Democrats were quick to reject Trump’s latest calls.
“It’s ridiculous to ask broadcasters to lose their licenses just for making the same editorial decisions they’ve made under presidents of both parties,” Anna Gomez, the FCC’s only Democratic commissioner, said in a statement Friday. “Such editorial decisions are protected by the First Amendment, and the FCC has no authority to punish a station for refusing to air overtly political speech. This is a blatant attempt to bully broadcasters, and the FCC should not participate in it.”
Rep. Doris Matsui (D-Calif.), the ranking Democrat on the Energy and Commerce telecommunications subcommittee, expressed concern over Carr’s recent investigation.
“Given Chairman Carr’s record of welcoming politically motivated complaints against broadcasters, President Trump’s threats to revoke broadcasting licenses must be taken seriously and rejected,” Matsui told POLITICO. “Chairman Carr should make it clear that he will not address such threats or allow the FCC to be used as a weapon of retaliation.”
Spokesmen for Carr did not respond to a separate request for comment on Matsui’s statement. Carrhas maintainedhe applies the law impartially.
The head of the FCCit sparked mutual concernwhen it first entered Disney’s eight lucrative ABC television stations to reviews this spring, years ahead of schedule. None were due to expire until 2028 at the earliest. He attributed the decision to a long-term investigation of diversity, although criticshe questioned for a whiledue to Trump’s recent outbursts against hosts such as Jimmy Kimmel.

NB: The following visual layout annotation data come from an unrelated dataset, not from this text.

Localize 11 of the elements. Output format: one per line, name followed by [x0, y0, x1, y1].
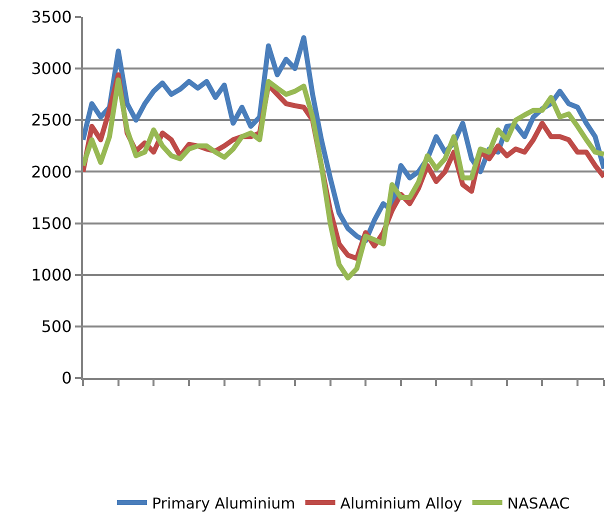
y-tick-label: 2000 [31, 162, 72, 182]
y-tick-label: 0 [62, 368, 72, 388]
y-tick-label: 2500 [31, 110, 72, 130]
legend-label: NASAAC [507, 494, 570, 512]
y-tick-label: 3500 [31, 8, 72, 27]
y-tick-label: 3000 [31, 59, 72, 78]
y-tick-label: 1000 [31, 265, 72, 284]
legend-label: Aluminium Alloy [340, 494, 462, 512]
legend-label: Primary Aluminium [152, 494, 296, 512]
y-tick-label: 500 [41, 317, 72, 336]
y-tick-label: 1500 [31, 214, 72, 233]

The TV network has fiercely fought the Carr investigation and urged its viewers and community leaders to contact the agency offering support for the company, prompting tens of thousands of comments to pour in in recent weeks. While license revocation is on the table, it may be too far away. The ABC will have until August 5 to respond to recent conservative requests to revoke its licenses, after which Carr will have to decide whether to send the matter to a management hearing. Carr may decide to bring NBC-owned channel licenses up for pretrial review, too.

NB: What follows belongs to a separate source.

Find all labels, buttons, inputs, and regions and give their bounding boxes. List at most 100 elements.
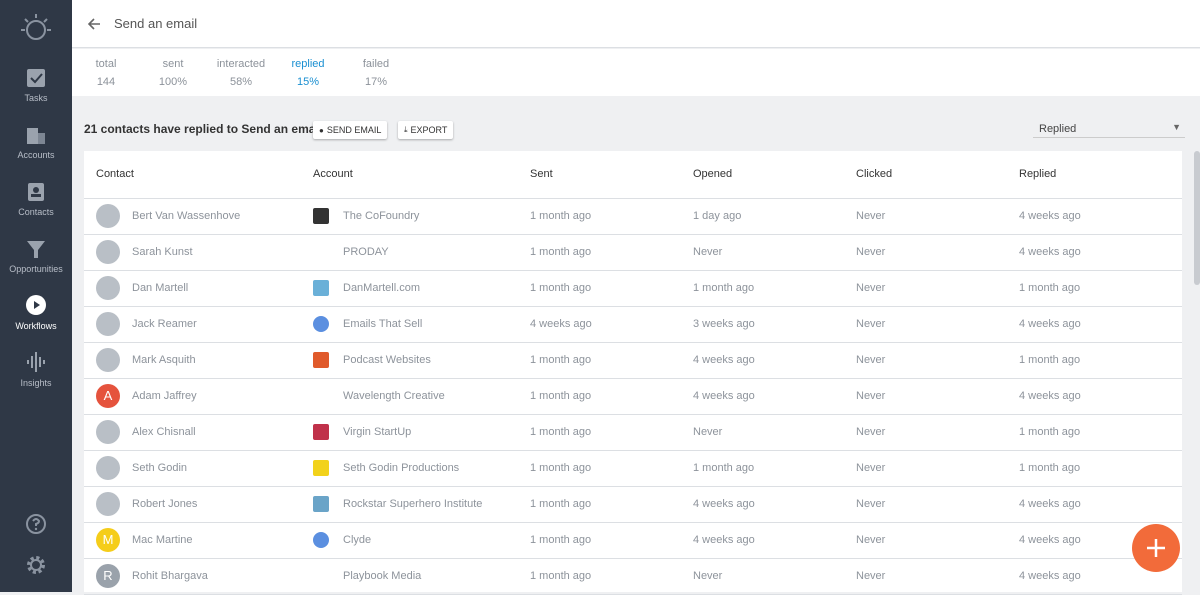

Stuart Benjamin, co-director of the Center for Innovative Policy at Duke Law School, ultimately doubts that the courts would side with Carr if he tries to pursue the license, whether or not he brings Trump’s complaint to trial.
“I would think the documents will go as far as the legal direction he can, although we will all know the real source of this,” Benjamin said. “And I think the judge who reviews it will have no doubt about that.”